A crise da lingerie

Brasileiras compram menos calcinhas
e dizem por que implicaram com o produto

Num país em que a influência africana ajudou a fazer do tchan o fetiche nacional, nada mais natural que a calcinha ocupe lugar de honra na imaginação popular. A peça, que nunca teve vocação para o pudor, como prova sua origem — as primeiras usuárias foram cortesãs européias do século XVI, empenhadas em aumentar seus recursos de sedução —, atravessou as últimas décadas coberta de glória. Revelada pelo vento na pele de Marilyn Monroe (O Pecado Mora ao Lado) e descoberta ausente em Sharon Stone (Instinto Selvagem), a calcinha sempre deu o que falar. Agora, o mais sensual apetrecho do guarda-roupa feminino enfrenta a insatisfação da sua principal aliada: a consumidora. Entre 1993 e 1997, a indústria de lingerie no Brasil registrou queda de 14% nas vendas do produto. Os 211 milhões de peças que eram comercializadas anualmente passaram para 180 milhões, segundo dados da DuPont do Brasil, fabricante do fio Lycra. Pesquisa encomendada pela empresa à Research International, envolvendo quase 1.000 mulheres das classes A, B e C em todo o Brasil, detectou três motivos para o fenômeno.

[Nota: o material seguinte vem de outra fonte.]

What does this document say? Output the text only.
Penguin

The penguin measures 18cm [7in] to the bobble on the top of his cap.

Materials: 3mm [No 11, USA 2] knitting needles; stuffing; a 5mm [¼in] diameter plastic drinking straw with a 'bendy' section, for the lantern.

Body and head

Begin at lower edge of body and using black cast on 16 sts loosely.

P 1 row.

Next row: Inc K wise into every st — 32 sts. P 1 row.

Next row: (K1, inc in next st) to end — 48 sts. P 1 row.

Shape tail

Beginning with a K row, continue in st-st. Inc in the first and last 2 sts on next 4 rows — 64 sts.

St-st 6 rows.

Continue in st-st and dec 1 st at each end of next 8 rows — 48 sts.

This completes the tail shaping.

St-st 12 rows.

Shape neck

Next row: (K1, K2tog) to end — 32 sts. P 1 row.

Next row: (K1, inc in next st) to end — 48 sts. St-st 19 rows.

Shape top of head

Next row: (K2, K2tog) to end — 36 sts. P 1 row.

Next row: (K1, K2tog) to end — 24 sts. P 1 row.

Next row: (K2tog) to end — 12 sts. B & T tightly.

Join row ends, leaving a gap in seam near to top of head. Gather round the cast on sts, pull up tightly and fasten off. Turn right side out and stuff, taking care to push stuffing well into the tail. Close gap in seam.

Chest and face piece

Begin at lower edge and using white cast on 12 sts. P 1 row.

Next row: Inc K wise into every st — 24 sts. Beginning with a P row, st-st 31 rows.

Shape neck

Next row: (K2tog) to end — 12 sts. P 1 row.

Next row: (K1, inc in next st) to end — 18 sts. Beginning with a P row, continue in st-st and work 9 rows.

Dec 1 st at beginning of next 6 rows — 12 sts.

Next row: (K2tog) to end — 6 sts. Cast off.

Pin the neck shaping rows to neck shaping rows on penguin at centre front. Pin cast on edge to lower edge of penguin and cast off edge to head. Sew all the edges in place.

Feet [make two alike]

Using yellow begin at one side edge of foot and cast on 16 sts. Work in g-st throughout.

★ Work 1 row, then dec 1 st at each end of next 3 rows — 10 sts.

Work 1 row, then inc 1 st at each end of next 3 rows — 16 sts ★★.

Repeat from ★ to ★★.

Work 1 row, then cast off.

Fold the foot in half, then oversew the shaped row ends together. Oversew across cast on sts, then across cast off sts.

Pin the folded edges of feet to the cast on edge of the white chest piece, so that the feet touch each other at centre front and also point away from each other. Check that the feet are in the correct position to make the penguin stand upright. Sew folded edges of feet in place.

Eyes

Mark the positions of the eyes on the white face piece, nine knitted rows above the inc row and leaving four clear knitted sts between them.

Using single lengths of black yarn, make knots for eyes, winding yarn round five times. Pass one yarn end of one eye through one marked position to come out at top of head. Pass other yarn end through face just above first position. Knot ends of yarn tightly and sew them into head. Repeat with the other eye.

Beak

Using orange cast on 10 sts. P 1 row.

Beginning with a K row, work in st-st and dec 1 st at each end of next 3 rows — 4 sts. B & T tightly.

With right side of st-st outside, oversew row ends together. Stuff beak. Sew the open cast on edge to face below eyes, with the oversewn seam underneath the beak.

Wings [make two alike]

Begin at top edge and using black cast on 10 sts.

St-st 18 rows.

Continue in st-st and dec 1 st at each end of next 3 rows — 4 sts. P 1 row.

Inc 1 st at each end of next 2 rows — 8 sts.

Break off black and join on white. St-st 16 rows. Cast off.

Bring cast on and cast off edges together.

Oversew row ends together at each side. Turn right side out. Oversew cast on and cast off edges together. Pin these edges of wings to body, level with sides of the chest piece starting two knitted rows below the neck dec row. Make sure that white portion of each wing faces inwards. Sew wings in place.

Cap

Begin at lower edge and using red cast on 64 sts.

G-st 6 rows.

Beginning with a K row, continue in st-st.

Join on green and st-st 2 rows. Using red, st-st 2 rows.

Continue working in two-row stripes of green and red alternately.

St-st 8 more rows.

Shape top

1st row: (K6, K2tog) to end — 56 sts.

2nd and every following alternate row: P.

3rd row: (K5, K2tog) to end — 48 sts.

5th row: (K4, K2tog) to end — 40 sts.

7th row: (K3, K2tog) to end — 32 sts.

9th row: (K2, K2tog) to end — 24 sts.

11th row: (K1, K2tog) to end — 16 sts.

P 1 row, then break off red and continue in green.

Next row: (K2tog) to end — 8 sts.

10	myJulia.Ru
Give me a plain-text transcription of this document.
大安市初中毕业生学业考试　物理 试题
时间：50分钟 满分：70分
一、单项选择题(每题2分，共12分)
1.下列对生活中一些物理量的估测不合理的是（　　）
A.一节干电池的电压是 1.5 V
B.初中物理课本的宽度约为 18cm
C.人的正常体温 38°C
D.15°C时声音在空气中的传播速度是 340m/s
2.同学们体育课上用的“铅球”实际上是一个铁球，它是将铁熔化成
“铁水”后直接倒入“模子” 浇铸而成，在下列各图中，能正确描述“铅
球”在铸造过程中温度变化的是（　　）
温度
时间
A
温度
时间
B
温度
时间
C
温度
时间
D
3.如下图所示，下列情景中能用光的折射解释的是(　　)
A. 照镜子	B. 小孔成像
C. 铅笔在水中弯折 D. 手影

O primeiro é a qualidade do produto. A opinião das consumidoras sobre ele é das mais desfavoráveis. As mulheres criticam da falta de conforto às cores das peças. Afirmam que o elástico aperta, o tecido se esgarça, a cava sai do lugar. Quando a compradora pertence à faixa dos 50 anos, as queixas são ainda mais implacáveis: elas reclamam que a indústria as condena a usar modelos antiquados e cor de band-aid. "Os fabricantes se preocuparam em diminuir os preços e esqueceram-se de levar em conta o gosto da consumidora", admite Alain Brant, diretor de marketing da DuPont.

"Olha, gosta e leva" — Preço, desta vez, não é mesmo o problema. A explicação para o fato de as brasileiras estarem comprando apenas sete peças por ano, quando a média em 1993 era nove (leia quadro abaixo), está na diminuição do que especialistas em marketing chamam de "compra por impulso": aquela em que a mulher olha, gosta e leva, ainda que não tenha saído de casa com esse objetivo. Insatisfeita com o que vê nas prateleiras, a brasileira passou a levar só o estritamente necessário.

A estabilidade econômica do país também ajudou a piorar a situação: com o barateamento dos eletrodomésticos, a indústria de lingerie perdeu competitividade no mercado. O conjunto "calcinha e sutiã", por exemplo, um clássico do Dia das Mães, agora tem de concorrer com cafeteiras de preço semelhante e fornos de microondas que podem ser saldados em suaves prestações. "Entre uma calcinha e um eletrodoméstico, o filho prefere dar à mãe o segundo. Impressiona mais", afirma Oswaldo de Oliveira, diretor-geral da Valisère.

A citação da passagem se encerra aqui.